Astronomers Dimitri Veras and Alexander Wolszczan (who found the first exoplanet in 1990) are proposing to look for these zombie systems. While the white dwarfs will be dim and any remaining planets tiny, it’s possible for such a defunct planet-star system to generate a magnetic field and radio emissions that researchers could detect. Astronomers haven’t found such exoplanet systems yet, but Jupiter and its moon Io have this kind of relationship in our solar system, so they know it’s possible.
The researchers decided to investigate how likely it would be to find such systems, and found that many planet cores could survive between 100 million and a billion years, making them common enough to be worth searching for.
The authors published their work in the September issue of Monthly Notices of the Royal Astronomical Society.
Radio Loud Planets
As telescopes grow more advanced, astronomers have become more adept at finding not just white dwarf systems, but also the detritus that sometimes surrounds them. Often these objects – which might be planets, asteroids, comets, or other space junk – are noticed only after they fall into the white dwarf, contaminating the star’s otherwise pure outer layers. But scientists have also spotted rings of debris and even a few small planets orbiting white dwarf stars.
Many planet systems are found by the effects an orbiting planet has on its star’s light, as viewed by earthly telescopes. In this case, astronomers considered the possibility that the dense, conducting core of a planet orbiting a white dwarf with a magnetic field could create a circuit that emits radio waves.
Again, no such system has been found yet, but astronomers know that Jupiter and its moon Io produce these signals, and that planets do still orbit some white dwarfs. Astronomers hypothesize that these worlds are the remnants of the star’s original planetary system, much diminished but still present, even after the chaos of the dying star.

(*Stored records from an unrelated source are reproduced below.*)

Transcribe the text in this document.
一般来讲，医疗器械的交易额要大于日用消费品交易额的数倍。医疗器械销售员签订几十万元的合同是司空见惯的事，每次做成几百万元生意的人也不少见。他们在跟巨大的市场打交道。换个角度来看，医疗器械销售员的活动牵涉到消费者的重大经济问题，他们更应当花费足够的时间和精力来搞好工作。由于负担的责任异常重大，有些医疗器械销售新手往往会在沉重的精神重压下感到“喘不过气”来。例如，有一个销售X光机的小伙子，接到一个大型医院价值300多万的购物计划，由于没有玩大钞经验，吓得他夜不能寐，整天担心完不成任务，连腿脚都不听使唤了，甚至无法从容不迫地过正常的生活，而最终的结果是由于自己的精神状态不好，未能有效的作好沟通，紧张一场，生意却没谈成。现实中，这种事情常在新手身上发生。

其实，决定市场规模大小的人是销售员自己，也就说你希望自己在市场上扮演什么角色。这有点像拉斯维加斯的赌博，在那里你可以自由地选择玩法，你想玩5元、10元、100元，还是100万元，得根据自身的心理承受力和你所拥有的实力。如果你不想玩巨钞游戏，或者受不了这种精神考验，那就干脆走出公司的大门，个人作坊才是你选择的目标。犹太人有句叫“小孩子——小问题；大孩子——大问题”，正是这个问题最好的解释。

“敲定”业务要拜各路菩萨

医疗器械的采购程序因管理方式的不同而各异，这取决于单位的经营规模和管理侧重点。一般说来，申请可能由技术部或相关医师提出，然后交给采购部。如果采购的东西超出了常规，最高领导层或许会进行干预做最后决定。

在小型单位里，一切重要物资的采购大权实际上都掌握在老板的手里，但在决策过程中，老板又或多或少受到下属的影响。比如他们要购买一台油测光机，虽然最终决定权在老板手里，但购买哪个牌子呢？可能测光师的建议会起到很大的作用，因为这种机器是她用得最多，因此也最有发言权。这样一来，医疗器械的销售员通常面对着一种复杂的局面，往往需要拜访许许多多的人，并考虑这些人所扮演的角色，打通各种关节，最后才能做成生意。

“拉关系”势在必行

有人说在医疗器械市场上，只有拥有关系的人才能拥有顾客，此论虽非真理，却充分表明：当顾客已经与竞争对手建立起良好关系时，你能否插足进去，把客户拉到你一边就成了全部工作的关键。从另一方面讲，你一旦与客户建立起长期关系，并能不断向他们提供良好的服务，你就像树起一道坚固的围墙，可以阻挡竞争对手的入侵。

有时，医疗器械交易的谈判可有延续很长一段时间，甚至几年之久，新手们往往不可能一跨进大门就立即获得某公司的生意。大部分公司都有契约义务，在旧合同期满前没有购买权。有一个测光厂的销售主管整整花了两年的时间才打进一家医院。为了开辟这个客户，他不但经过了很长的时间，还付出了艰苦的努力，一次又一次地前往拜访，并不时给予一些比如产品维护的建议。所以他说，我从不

By examining the forces at work in dying planetary systems, the researchers found that it would be normal for planets to survive for hundreds of millions of years after the star entered its white dwarf phase. That survival depends on many details about the star and the planet itself, but most on factors like the starting distance between the planet and star and the star’s magnetic field strength.

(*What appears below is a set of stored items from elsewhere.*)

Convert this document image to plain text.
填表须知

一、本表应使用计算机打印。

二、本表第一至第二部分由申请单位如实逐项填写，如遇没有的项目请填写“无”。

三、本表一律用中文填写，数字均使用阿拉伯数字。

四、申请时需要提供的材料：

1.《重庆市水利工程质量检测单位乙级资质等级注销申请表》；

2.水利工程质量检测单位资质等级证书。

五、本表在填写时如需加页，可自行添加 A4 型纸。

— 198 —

“There is a sweet spot for detecting these planetary cores: a core too close to the white dwarf would be destroyed by tidal forces, and a core too far away would not be detectable,” Veras, the lead author, said in a press release. “Also, if the magnetic field is too strong, it would push the core into the white dwarf, destroying it. Hence, we should only look for planets around those white dwarfs with weaker magnetic fields at a separation between about 3 solar radii and the Mercury-Sun distance.”
The good news is that astronomers are getting better and better at discovering white dwarf systems, so if such radio signals are out there, it shouldn’t take too long to start finding them.